Friday, May 24, 2013

The Art and Wealth of St. Francis

Giotto's fresco of St. Francis's rejection of worldly goods, Upper Church, Basilica of St. Francis, Assisi.

I stumbled on this the other day as I was sifting through issues of Gustav Stickley's 'The Craftsman' magazine -- a magazine that became something of the Bible of the turn of the last century Craftsman-Bungalow movement.

It's a remarkably long article that gets fairly deeply into the artistic legacy of St. Francis, including his own contribution as poet and builder. His canticles are some of the sweetest ever written in Italian -- well, Umbrian(!) -- and the fact that he wrote in the vernacular opened the door for Dante and so many other poets and writers of the early Renaissance to do likewise.

I'm reposting the article in its entirety here. I understand that is allowed by the University of Wisconsin so long as I don't try to profit from reposts. Yeah, right. Heh.

Anyway, here goes. These jpgs of the pages, so they can't be easily searched or quoted from; there are text versions available at the site, but they are difficult and inaccurate due to the limitations of character recognition.

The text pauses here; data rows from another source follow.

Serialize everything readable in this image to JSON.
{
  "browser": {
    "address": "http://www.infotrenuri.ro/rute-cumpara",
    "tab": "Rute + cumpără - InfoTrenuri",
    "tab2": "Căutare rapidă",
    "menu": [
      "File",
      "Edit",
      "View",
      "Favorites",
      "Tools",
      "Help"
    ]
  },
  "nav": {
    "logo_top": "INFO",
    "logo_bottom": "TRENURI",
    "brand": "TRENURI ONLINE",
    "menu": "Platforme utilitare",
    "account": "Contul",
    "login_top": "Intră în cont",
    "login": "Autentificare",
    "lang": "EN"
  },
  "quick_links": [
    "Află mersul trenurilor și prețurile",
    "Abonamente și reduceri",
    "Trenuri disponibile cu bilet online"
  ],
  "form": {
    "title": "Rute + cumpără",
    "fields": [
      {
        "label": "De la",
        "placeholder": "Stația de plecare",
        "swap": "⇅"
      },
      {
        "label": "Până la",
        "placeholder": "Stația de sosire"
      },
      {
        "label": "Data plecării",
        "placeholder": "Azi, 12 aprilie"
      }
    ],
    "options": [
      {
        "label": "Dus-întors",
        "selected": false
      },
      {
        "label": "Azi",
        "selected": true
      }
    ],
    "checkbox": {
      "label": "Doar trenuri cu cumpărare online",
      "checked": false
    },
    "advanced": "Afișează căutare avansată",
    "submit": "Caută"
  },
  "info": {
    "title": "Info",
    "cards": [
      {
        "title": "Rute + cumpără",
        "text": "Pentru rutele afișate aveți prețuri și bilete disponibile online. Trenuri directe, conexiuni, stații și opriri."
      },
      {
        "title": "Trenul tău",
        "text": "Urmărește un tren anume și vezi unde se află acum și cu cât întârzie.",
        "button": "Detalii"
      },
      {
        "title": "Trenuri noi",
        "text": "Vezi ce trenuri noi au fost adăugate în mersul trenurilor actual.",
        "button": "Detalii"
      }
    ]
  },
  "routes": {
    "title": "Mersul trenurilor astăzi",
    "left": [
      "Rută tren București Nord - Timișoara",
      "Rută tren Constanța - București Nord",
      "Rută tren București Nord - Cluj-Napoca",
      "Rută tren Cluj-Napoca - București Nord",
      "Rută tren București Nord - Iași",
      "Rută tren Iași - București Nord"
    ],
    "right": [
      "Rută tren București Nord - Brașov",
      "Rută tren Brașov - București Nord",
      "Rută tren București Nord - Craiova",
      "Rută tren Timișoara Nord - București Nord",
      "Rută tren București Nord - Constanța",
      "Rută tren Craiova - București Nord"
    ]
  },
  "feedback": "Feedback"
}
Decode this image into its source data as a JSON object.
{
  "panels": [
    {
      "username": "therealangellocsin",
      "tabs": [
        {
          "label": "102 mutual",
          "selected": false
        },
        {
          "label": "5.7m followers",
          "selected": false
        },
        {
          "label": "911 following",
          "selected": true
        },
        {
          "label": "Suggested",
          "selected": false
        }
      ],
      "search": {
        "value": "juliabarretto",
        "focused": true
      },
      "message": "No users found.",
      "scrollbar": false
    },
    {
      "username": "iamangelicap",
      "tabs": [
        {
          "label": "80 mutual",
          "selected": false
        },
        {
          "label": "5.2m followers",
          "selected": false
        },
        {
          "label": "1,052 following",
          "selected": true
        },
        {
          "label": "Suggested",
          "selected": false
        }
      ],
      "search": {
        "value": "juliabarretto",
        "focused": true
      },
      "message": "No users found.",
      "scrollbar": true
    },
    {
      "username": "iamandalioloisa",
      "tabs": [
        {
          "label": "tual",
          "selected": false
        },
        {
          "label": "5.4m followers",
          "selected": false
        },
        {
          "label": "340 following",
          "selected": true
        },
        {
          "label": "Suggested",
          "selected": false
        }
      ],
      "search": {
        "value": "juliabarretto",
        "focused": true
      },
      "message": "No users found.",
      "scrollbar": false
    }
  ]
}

I was somewhat startled when Pope Francis on Wednesday offered a homily after mass in which he stated that all who "do good" (even the atheists) are saved. This is standard Church teaching -- at least since St. Francis himself -- and yet it is hard to recognize such magnanimity among many who profess the Catholic faith, including plenty of the Church hierarchy. Thus it is refreshing to see the Pope issue a reminder to his colleagues and to the world. 

As announced on Vatican Radio:

Pope at Mass: Culture of encounter is the foundation of peace

(Vatican Radio) “Doing good” is a principle that unites all humanity, beyond the diversity of ideologies and religions, and creates the “culture of encounter” that is the foundation of peace: this is what Pope said at Mass this morning at the Domus Santae Martae, in the presence of employees of the Governorate of Vatican City. Cardinal Bechara Boutros Rai, Patriarch of Antioch of the Maronites, concelebrated at the Mass.

Wednesday’s Gospel speaks to us about the disciples who prevented a person from outside their group from doing good. “They complain,” the Pope said in his homily, because they say, “If he is not one of us, he cannot do good. If he is not of our party, he cannot do good.” And Jesus corrects them: “Do not hinder him, he says, let him do good.” The disciples, Pope Francis explains, “were a little intolerant,” closed off by the idea of ​​possessing the truth, convinced that “those who do not have the truth, cannot do good.” “This was wrong . . . Jesus broadens the horizon.” Pope Francis said, “The root of this possibility of doing good – that we all have – is in creation”:

"The Lord created us in His image and likeness, and we are the image of the Lord, and He does good and all of us have this commandment at heart: do good and do not do evil. All of us.‘But, Father, this is not Catholic! He cannot do good.’ Yes, he can. He must. Not can: must! Because he has this commandment within him. Instead, this ‘closing off’ that imagines that those outside, everyone, cannot do good is a wall that leads to war and also to what some people throughout history have conceived of: killing in the name of God. That we can kill in the name of God. And that, simply, is blasphemy. To say that you can kill in the name of God is blasphemy.”

“Instead,” the Pope continued, “the Lord has created us in His image and likeness, and has given us this commandment in the depths of our heart: do good and do not do evil”:

"The Lord has redeemed all of us, all of us, with the Blood of Christ: all of us, not just Catholics. Everyone! ‘Father, the atheists?’ Even the atheists. Everyone! And this Blood makes us children of God of the first class! We are created children in the likeness of God and the Blood of Christ has redeemed us all! And we all have a duty to do good. And this commandment for everyone to do good, I think, is a beautiful path towards peace. If we, each doing our own part, if we do good to others, if we meet there, doing good, and we go slowly, gently, little by little, we will make that culture of encounter: we need that so much. We must meet one another doing good. ‘But I don’t believe, Father, I am an atheist!’ But do good: we will meet one another there.”

“Doing good” the Pope explained, is not a matter of faith: “It is a duty, it is an identity card that our Father has given to all of us, because He has made us in His image and likeness. And He does good, always.”

This was the final prayer of Pope Francis:

"Today is [the feast of] Santa Rita, Patron Saint of impossible things – but this seems impossible: let us ask of her this grace, this grace that all, all, all people would do good and that we would encounter one another in this work, which is a work of creation, like the creation of the Father. A work of the family, because we are all children of God, all of us, all of us! And God loves us, all of us! May Santa Rita grant us this grace, which seems almost impossible. Amen.”